The other option for the master is to use Clock Dragging. This is a method of slowly adjusting the phase of the clock backward or forward by making the slots a few μs shorter or longer, respectively, until the desired CLK phase has been achieved. It should be noted that this is a very slow rate of adjustment, as it is designed to allow a legacy device to track the change, and therefore Clock Dragging must not be done at a faster rate than the maximum natural drift between devices. For this reason its main use is to facilitate small corrections over time if a misalignment with the MWS system is detected. If any device is connected that does not support Coarse Clock Adjustment, slowly moving the slave using Clock Dragging is the only option.

It is recommended to let the collocated device be the master, when possible, as it can react much faster to correct misalignments. If a slave is the collocated device, doing a role switch to make it master may be worth considering. Alternatively a slave can send a Piconet Clock Adjustment Request LMP packet to the master. The master then has the option to perform a Coarse Clock Adjustment, Clock Dragging, or to reject the request.

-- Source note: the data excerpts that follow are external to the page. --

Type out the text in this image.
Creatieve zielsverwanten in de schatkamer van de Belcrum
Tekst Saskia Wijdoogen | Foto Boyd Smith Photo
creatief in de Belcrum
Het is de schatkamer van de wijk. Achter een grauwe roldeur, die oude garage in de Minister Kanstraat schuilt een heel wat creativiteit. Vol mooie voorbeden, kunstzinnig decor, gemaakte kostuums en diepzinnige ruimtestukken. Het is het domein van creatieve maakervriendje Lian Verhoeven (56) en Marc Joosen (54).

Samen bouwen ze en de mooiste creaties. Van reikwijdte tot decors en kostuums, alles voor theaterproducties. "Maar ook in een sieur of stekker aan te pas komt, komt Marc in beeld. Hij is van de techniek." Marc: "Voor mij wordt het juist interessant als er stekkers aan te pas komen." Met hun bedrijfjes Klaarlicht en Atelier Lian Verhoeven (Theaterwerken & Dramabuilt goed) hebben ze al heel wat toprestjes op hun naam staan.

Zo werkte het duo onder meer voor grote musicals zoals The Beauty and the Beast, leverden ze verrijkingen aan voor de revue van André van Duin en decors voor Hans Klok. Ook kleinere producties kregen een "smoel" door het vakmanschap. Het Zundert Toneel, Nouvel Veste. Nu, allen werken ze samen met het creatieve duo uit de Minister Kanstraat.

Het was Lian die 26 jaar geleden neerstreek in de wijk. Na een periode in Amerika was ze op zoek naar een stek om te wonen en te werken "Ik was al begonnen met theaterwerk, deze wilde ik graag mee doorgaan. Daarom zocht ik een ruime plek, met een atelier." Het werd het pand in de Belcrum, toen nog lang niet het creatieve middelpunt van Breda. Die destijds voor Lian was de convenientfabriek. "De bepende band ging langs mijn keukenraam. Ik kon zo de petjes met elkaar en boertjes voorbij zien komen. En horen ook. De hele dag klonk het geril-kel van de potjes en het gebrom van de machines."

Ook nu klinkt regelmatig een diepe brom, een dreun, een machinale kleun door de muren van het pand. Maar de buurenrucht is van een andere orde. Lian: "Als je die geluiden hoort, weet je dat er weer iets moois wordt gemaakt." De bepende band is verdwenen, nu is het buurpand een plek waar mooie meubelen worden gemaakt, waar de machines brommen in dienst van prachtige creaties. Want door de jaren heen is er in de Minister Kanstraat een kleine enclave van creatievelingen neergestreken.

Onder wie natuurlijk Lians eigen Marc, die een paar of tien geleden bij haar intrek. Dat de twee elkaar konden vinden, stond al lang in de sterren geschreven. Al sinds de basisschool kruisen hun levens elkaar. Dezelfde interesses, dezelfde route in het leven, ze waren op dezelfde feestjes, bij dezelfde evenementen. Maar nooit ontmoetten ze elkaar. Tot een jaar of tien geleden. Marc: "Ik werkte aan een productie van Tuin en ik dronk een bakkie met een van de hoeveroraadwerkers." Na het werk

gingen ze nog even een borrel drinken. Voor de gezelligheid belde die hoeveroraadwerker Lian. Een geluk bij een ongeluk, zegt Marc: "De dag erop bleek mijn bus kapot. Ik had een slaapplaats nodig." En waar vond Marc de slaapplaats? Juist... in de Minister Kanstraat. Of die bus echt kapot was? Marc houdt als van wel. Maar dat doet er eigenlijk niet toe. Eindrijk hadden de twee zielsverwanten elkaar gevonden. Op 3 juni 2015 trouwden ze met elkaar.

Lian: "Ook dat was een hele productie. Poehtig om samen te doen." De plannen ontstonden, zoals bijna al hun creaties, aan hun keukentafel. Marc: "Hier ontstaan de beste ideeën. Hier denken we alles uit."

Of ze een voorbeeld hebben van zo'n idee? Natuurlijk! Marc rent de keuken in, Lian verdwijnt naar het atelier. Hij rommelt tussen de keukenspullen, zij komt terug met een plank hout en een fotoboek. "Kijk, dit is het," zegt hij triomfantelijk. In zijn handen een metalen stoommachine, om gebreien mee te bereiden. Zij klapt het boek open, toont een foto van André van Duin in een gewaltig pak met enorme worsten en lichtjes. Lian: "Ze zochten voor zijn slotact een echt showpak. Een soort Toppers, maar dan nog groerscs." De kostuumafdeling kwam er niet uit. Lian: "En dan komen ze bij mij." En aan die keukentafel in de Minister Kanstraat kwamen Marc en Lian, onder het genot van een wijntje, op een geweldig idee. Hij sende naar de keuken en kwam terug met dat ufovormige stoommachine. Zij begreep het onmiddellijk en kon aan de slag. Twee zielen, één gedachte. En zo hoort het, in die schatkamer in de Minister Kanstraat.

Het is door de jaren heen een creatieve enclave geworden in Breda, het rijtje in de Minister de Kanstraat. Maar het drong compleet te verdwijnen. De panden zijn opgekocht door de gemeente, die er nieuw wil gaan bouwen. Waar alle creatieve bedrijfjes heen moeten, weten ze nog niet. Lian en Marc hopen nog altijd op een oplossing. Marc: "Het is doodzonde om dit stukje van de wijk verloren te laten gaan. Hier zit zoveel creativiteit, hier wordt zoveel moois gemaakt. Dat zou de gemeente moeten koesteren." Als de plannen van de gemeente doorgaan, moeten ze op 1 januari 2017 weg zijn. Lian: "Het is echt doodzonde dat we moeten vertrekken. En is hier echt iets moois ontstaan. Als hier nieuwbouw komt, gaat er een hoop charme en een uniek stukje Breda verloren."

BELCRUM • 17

Slot Availability Mask (SAM) allows two Bluetooth devices to indicate to each other time slots that are available for transmission and reception. The SAM slot map specifies the availability or otherwise of Bluetooth slots. A slot could be unavailable because of external conditions (e.g., MWS coexistence) or internal conditions (e.g., scatternet commitments). SAM does not impose new mandatory rules for the scheduling of BR/EDR time slots. Instead, it merely provides information which allows Controllers to refine their scheduling of Bluetooth slots to improve performance.

SAM slot maps are calculated by the Controller itself based on its scheduling requirements. There are no HCI commands defined specifically for SAM, merely LMP sequences that enable devices to exchange maps and indicate the map in use. The HCI commands HCI_Set_External_Frame_Configuration (see [Vol 4] Part E, Section 7.3.81) and HCI_Set_MWS_PATTERN_Configuration (see [Vol 4] Part E, Section 7.3.85) and real-time signals (e.g., MWS_PATTERN_Index or FRAME_SYNC) provided by the Coexistence Logical Interface (see [Vol 7] Part A) contain information concerning the appropriate SAM_Index and SAM anchor point to use for MWS coexistence; these may therefore trigger these LMP sequences.

A Controller may choose to perform a Piconet Clock Adjustment before initiating an LMP_SAM_SWITCH sequence so as to increase the number of slot pairs available per MWS frame.